After losing their son to XP (Xeroderma Pigmentosum), Dorey and Yolanda Nez faced the devastating reality that their daughter, Leanndra, was also afflicted. Yolanda, as an advocate for Native Americans with disabilities, encountered other Navajos who knew of children with the same disease. Following these leads, the couple made the astonishing discovery that while XP shows up at a rate of one in one million in the general U.S. population, on the Navajo reservation, which crosses three states, including New Mexico, where the Nez family lives, the rate is one in 30,000.
What could account for such a tragic discrepancy? Sun Kissed is the candid and moving story of the parents’ struggle to understand their children’s fate, an unexpected journey that forces them to confront tribal lore and their feelings of guilt, and ultimately leads them to the shocking truth. Navajo children are still paying the price for the American conquest of their tribe in the 1860s, a brutal campaign culminating in an almost-forgotten episode in American history—the Navajo Long Walk of 1864.
Sun Kissed is the story of the love and fortitude Dorey and Yolanda bring to caring for Leanndra and to confronting the extraordinary fate of having two children with XP. Yolanda says she believes that “the kids were sent for a reason . . . to teach us something, and that’s for us to figure out.” The film provides a rare look inside Navajo society, a world divided between traditional ways and the ways of modern American life.

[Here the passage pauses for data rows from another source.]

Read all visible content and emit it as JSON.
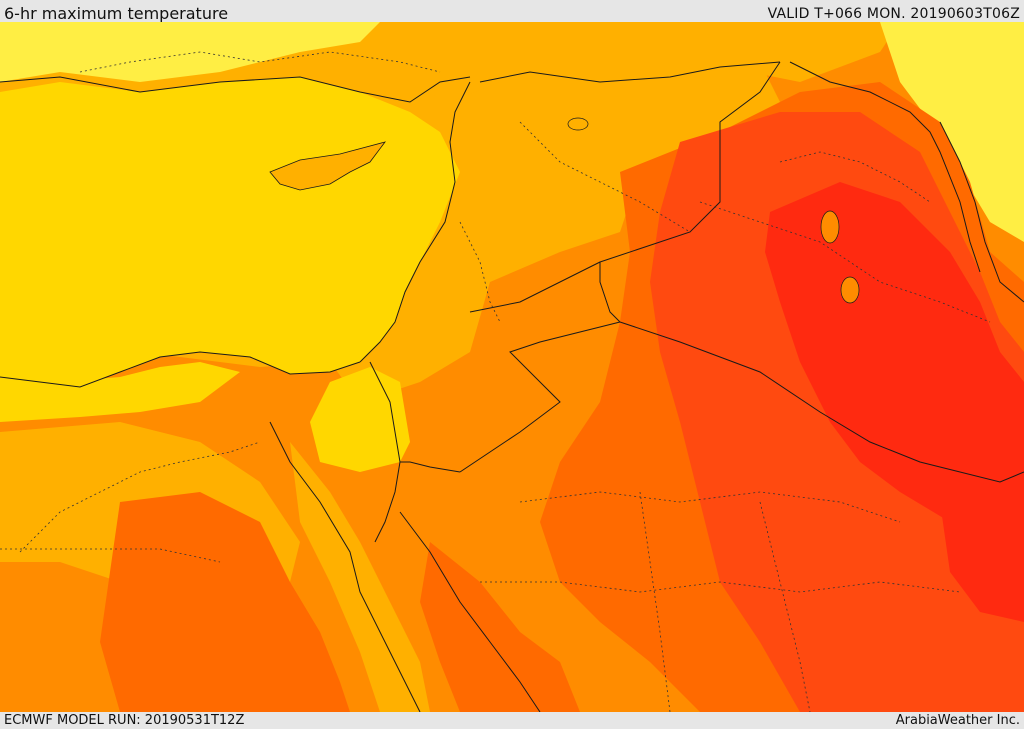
{
  "header": {
    "title": "6-hr maximum temperature",
    "valid": "VALID T+066 MON. 20190603T06Z"
  },
  "footer": {
    "model_run": "ECMWF MODEL RUN: 20190531T12Z",
    "credit": "ArabiaWeather Inc."
  },
  "palette": {
    "pale_yellow": "#ffee44",
    "yellow": "#ffd700",
    "amber": "#ffb000",
    "orange": "#ff8c00",
    "dark_orange": "#ff6a00",
    "red_orange": "#ff4a10",
    "red": "#ff2a10",
    "border": "#1a1a1a"
  }
}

Dorey and Yolanda's search leads them to Jon Aase, a geneticist at the University of New Mexico who is the first to suggest that the prevalence of XP may have been caused by the Navajo Long Walk. The late historian of the Southwest Harry Myers and geneticist Robert Erickson explain what happened in the 1860s and the bearing that it still has on the tribe’s entire way of life.

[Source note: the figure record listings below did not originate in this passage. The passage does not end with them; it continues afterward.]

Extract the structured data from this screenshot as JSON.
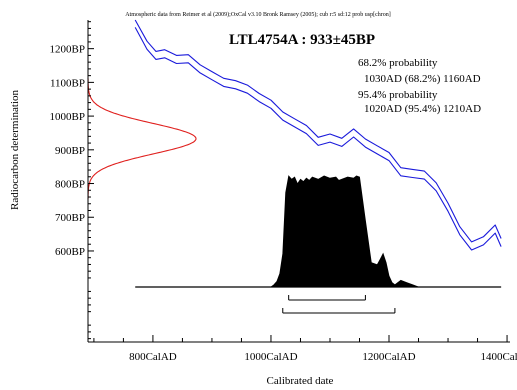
{
  "chart_data": {
    "type": "area",
    "header": "Atmospheric data from Reimer et al (2009);OxCal v3.10 Bronk Ramsey (2005); cub r:5 sd:12 prob usp[chron]",
    "title": "LTL4754A : 933±45BP",
    "xlabel": "Calibrated date",
    "ylabel": "Radiocarbon determination",
    "x_ticks": [
      "800CalAD",
      "1000CalAD",
      "1200CalAD",
      "1400CalAD"
    ],
    "x_tick_values": [
      800,
      1000,
      1200,
      1400
    ],
    "y_ticks": [
      "1200BP",
      "1100BP",
      "1000BP",
      "900BP",
      "800BP",
      "700BP",
      "600BP"
    ],
    "y_tick_values": [
      1200,
      1100,
      1000,
      900,
      800,
      700,
      600
    ],
    "xlim": [
      690,
      1405
    ],
    "ylim": [
      330,
      1285
    ],
    "annotations": {
      "p68_label": "68.2% probability",
      "p68_range": "1030AD (68.2%) 1160AD",
      "p95_label": "95.4% probability",
      "p95_range": "1020AD (95.4%) 1210AD"
    },
    "measurement": {
      "mean_bp": 933,
      "sigma_bp": 45
    },
    "range_68": [
      1030,
      1160
    ],
    "range_95": [
      1020,
      1210
    ],
    "calibration_curve": {
      "years": [
        770,
        790,
        805,
        820,
        840,
        860,
        880,
        900,
        920,
        940,
        960,
        980,
        1000,
        1020,
        1040,
        1060,
        1080,
        1100,
        1120,
        1140,
        1160,
        1180,
        1200,
        1220,
        1240,
        1260,
        1280,
        1300,
        1320,
        1340,
        1360,
        1380,
        1390
      ],
      "bp": [
        1275,
        1210,
        1180,
        1185,
        1168,
        1170,
        1140,
        1120,
        1100,
        1093,
        1080,
        1055,
        1035,
        1000,
        980,
        960,
        925,
        935,
        922,
        950,
        920,
        900,
        880,
        835,
        830,
        825,
        790,
        730,
        660,
        615,
        630,
        665,
        625
      ],
      "sigma": 12
    },
    "posterior_probability": {
      "years": [
        1000,
        1005,
        1010,
        1015,
        1020,
        1025,
        1030,
        1035,
        1040,
        1045,
        1050,
        1055,
        1060,
        1065,
        1070,
        1080,
        1090,
        1100,
        1110,
        1115,
        1120,
        1130,
        1140,
        1145,
        1150,
        1160,
        1170,
        1180,
        1185,
        1190,
        1195,
        1200,
        1205,
        1210,
        1220,
        1230,
        1240,
        1250
      ],
      "values": [
        0,
        0.02,
        0.05,
        0.12,
        0.3,
        0.85,
        1.0,
        0.97,
        0.99,
        0.93,
        0.97,
        0.95,
        0.98,
        0.96,
        0.99,
        0.97,
        1.0,
        0.98,
        0.99,
        0.96,
        0.97,
        0.99,
        0.98,
        1.0,
        0.99,
        0.6,
        0.22,
        0.2,
        0.25,
        0.3,
        0.22,
        0.1,
        0.04,
        0.02,
        0.06,
        0.04,
        0.02,
        0
      ]
    },
    "colors": {
      "curve": "#1a1adb",
      "measurement": "#e0201e",
      "posterior": "#000000",
      "axis": "#000000"
    }
  }
}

The Long Walk was the climax of a brutal war against the Navajo people, beginning in 1862 when Americans invaded the Southwest. The Navajo were forced to walk 500 miles; those who could not keep up were shot or imprisoned. In Erickson’s estimation, the war reduced the tribe to about 2,000 adults of reproductive age, and all 250,000 Navajos living today are descended from that limited pool of ancestors. The result was a “genetic bottleneck” that allowed recessive genes like those that cause XP to present in all living members of the tribe, which led to the disease occurring more often. The Long Walk also marked the beginning of the modern-day Navajo Nation and its assimilation into American culture.
This knowledge helps the parents of XP children begin to uncover an important part of Navajo and American history, and also serves as the lesson Yolanda believed her children were sent to teach their family. “We met the Nez family in 2007 at a summer camp in upstate New York for children with XP,” say filmmakers Stark and Lavy. “Dorey and Yolanda had traveled more than 2,000 miles with their daughter, Leanndra, to learn about different treatment options. From our very first conversation, Dorey and Yolanda opened their hearts and lives to us.

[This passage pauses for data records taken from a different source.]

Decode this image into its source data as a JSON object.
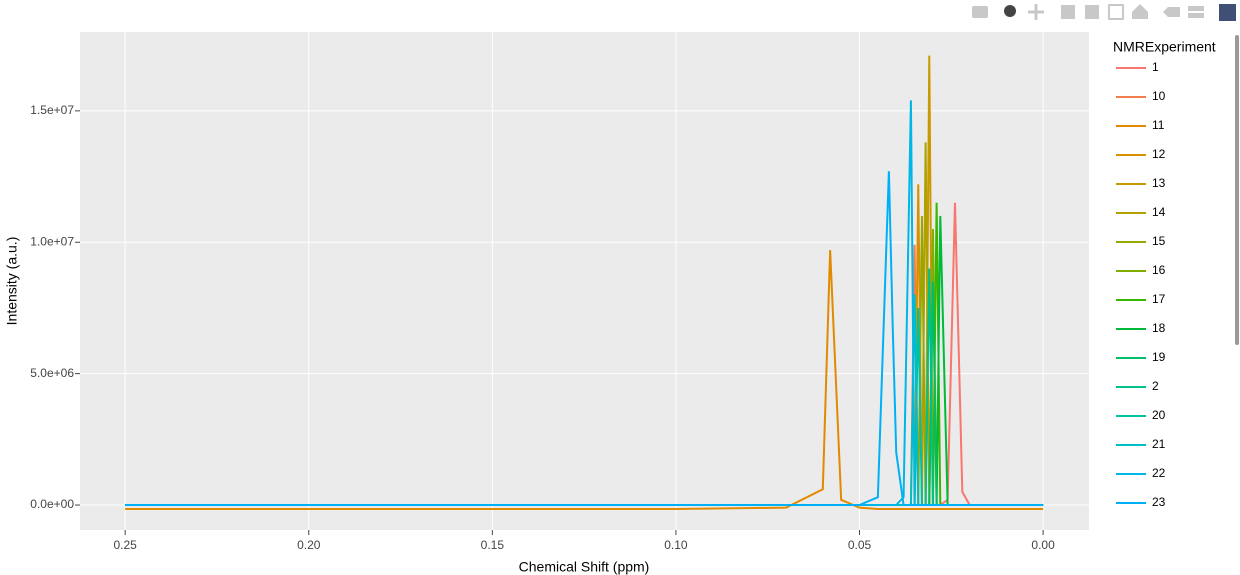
{
  "chart_data": {
    "type": "line",
    "xlabel": "Chemical Shift (ppm)",
    "ylabel": "Intensity (a.u.)",
    "legend_title": "NMRExperiment",
    "xlim": [
      0.2623,
      -0.0125
    ],
    "ylim": [
      -950000,
      18000000
    ],
    "xticks": [
      0.25,
      {
        "value": 0.2,
        "label": "0.20"
      },
      0.15,
      {
        "value": 0.1,
        "label": "0.10"
      },
      0.05,
      {
        "value": 0,
        "label": "0.00"
      }
    ],
    "yticks": [
      {
        "value": 0,
        "label": "0.0e+00"
      },
      {
        "value": 5000000,
        "label": "5.0e+06"
      },
      {
        "value": 10000000,
        "label": "1.0e+07"
      },
      {
        "value": 15000000,
        "label": "1.5e+07"
      }
    ],
    "grid": true,
    "x": [
      0.25,
      0.2,
      0.15,
      0.1,
      0.07,
      0.06,
      0.058,
      0.055,
      0.05,
      0.045,
      0.042,
      0.041,
      0.04,
      0.038,
      0.036,
      0.035,
      0.034,
      0.033,
      0.032,
      0.031,
      0.03,
      0.029,
      0.028,
      0.026,
      0.024,
      0.022,
      0.02,
      0.01,
      0
    ],
    "series": [
      {
        "name": "1",
        "color": "#f8766d",
        "values": [
          0,
          0,
          0,
          0,
          0,
          0,
          0,
          0,
          0,
          0,
          0,
          0,
          0,
          0,
          0,
          0,
          0,
          0,
          0,
          0,
          0,
          0,
          0,
          200000,
          11500000,
          500000,
          0,
          0,
          0
        ]
      },
      {
        "name": "10",
        "color": "#f17e4c",
        "values": [
          0,
          0,
          0,
          0,
          0,
          0,
          0,
          0,
          0,
          0,
          0,
          0,
          0,
          0,
          0,
          9900000,
          0,
          0,
          0,
          0,
          0,
          0,
          0,
          0,
          0,
          0,
          0,
          0,
          0
        ]
      },
      {
        "name": "11",
        "color": "#e18a00",
        "values": [
          -150000,
          -150000,
          -150000,
          -150000,
          -100000,
          600000,
          9700000,
          200000,
          -100000,
          -150000,
          -150000,
          -150000,
          -150000,
          -150000,
          -150000,
          -150000,
          -150000,
          -150000,
          -150000,
          -150000,
          -150000,
          -150000,
          -150000,
          -150000,
          -150000,
          -150000,
          -150000,
          -150000,
          -150000
        ]
      },
      {
        "name": "12",
        "color": "#d89000",
        "values": [
          0,
          0,
          0,
          0,
          0,
          0,
          0,
          0,
          0,
          0,
          0,
          0,
          0,
          0,
          0,
          0,
          12200000,
          0,
          0,
          0,
          0,
          0,
          0,
          0,
          0,
          0,
          0,
          0,
          0
        ]
      },
      {
        "name": "13",
        "color": "#c89a00",
        "values": [
          0,
          0,
          0,
          0,
          0,
          0,
          0,
          0,
          0,
          0,
          0,
          0,
          0,
          0,
          0,
          0,
          0,
          0,
          0,
          17100000,
          0,
          0,
          0,
          0,
          0,
          0,
          0,
          0,
          0
        ]
      },
      {
        "name": "14",
        "color": "#b0a000",
        "values": [
          0,
          0,
          0,
          0,
          0,
          0,
          0,
          0,
          0,
          0,
          0,
          0,
          0,
          0,
          0,
          0,
          0,
          0,
          13800000,
          0,
          0,
          0,
          0,
          0,
          0,
          0,
          0,
          0,
          0
        ]
      },
      {
        "name": "15",
        "color": "#9aa600",
        "values": [
          0,
          0,
          0,
          0,
          0,
          0,
          0,
          0,
          0,
          0,
          0,
          0,
          0,
          0,
          0,
          0,
          0,
          11000000,
          0,
          0,
          0,
          0,
          0,
          0,
          0,
          0,
          0,
          0,
          0
        ]
      },
      {
        "name": "16",
        "color": "#7fad00",
        "values": [
          0,
          0,
          0,
          0,
          0,
          0,
          0,
          0,
          0,
          0,
          0,
          0,
          0,
          0,
          0,
          0,
          0,
          0,
          0,
          0,
          10500000,
          0,
          0,
          0,
          0,
          0,
          0,
          0,
          0
        ]
      },
      {
        "name": "17",
        "color": "#39b600",
        "values": [
          0,
          0,
          0,
          0,
          0,
          0,
          0,
          0,
          0,
          0,
          0,
          0,
          0,
          0,
          0,
          0,
          0,
          0,
          0,
          0,
          0,
          11500000,
          0,
          0,
          0,
          0,
          0,
          0,
          0
        ]
      },
      {
        "name": "18",
        "color": "#00ba38",
        "values": [
          0,
          0,
          0,
          0,
          0,
          0,
          0,
          0,
          0,
          0,
          0,
          0,
          0,
          0,
          0,
          0,
          0,
          0,
          0,
          0,
          0,
          0,
          11000000,
          0,
          0,
          0,
          0,
          0,
          0
        ]
      },
      {
        "name": "19",
        "color": "#00be67",
        "values": [
          0,
          0,
          0,
          0,
          0,
          0,
          0,
          0,
          0,
          0,
          0,
          0,
          0,
          0,
          0,
          0,
          0,
          0,
          0,
          0,
          8500000,
          0,
          0,
          0,
          0,
          0,
          0,
          0,
          0
        ]
      },
      {
        "name": "2",
        "color": "#00c08b",
        "values": [
          0,
          0,
          0,
          0,
          0,
          0,
          0,
          0,
          0,
          0,
          0,
          0,
          0,
          0,
          0,
          0,
          0,
          0,
          0,
          9000000,
          0,
          0,
          0,
          0,
          0,
          0,
          0,
          0,
          0
        ]
      },
      {
        "name": "20",
        "color": "#00c1a0",
        "values": [
          0,
          0,
          0,
          0,
          0,
          0,
          0,
          0,
          0,
          0,
          0,
          0,
          0,
          0,
          0,
          0,
          7500000,
          0,
          0,
          0,
          0,
          0,
          0,
          0,
          0,
          0,
          0,
          0,
          0
        ]
      },
      {
        "name": "21",
        "color": "#00bfc4",
        "values": [
          0,
          0,
          0,
          0,
          0,
          0,
          0,
          0,
          0,
          0,
          0,
          0,
          0,
          0,
          0,
          8000000,
          0,
          0,
          0,
          0,
          0,
          0,
          0,
          0,
          0,
          0,
          0,
          0,
          0
        ]
      },
      {
        "name": "22",
        "color": "#00b6e8",
        "values": [
          0,
          0,
          0,
          0,
          0,
          0,
          0,
          0,
          0,
          0,
          0,
          0,
          0,
          300000,
          15400000,
          0,
          0,
          0,
          0,
          0,
          0,
          0,
          0,
          0,
          0,
          0,
          0,
          0,
          0
        ]
      },
      {
        "name": "23",
        "color": "#00b0f6",
        "values": [
          0,
          0,
          0,
          0,
          0,
          0,
          0,
          0,
          0,
          300000,
          12700000,
          7000000,
          2000000,
          0,
          0,
          0,
          0,
          0,
          0,
          0,
          0,
          0,
          0,
          0,
          0,
          0,
          0,
          0,
          0
        ]
      }
    ]
  }
}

“When they mentioned that they were exploring a possible link between XP and a hidden event in Navajo history, we understood that their story was part of a larger historical narrative. Over four years of filming, Dorey and Yolanda opened a door for us into the Navajo community, which is otherwise suspicious of outsiders. As the story unfolded and led us to unexpected places, we were constantly inspired by their honesty and strength—as well as their ability to remain positive in the face of adversity.”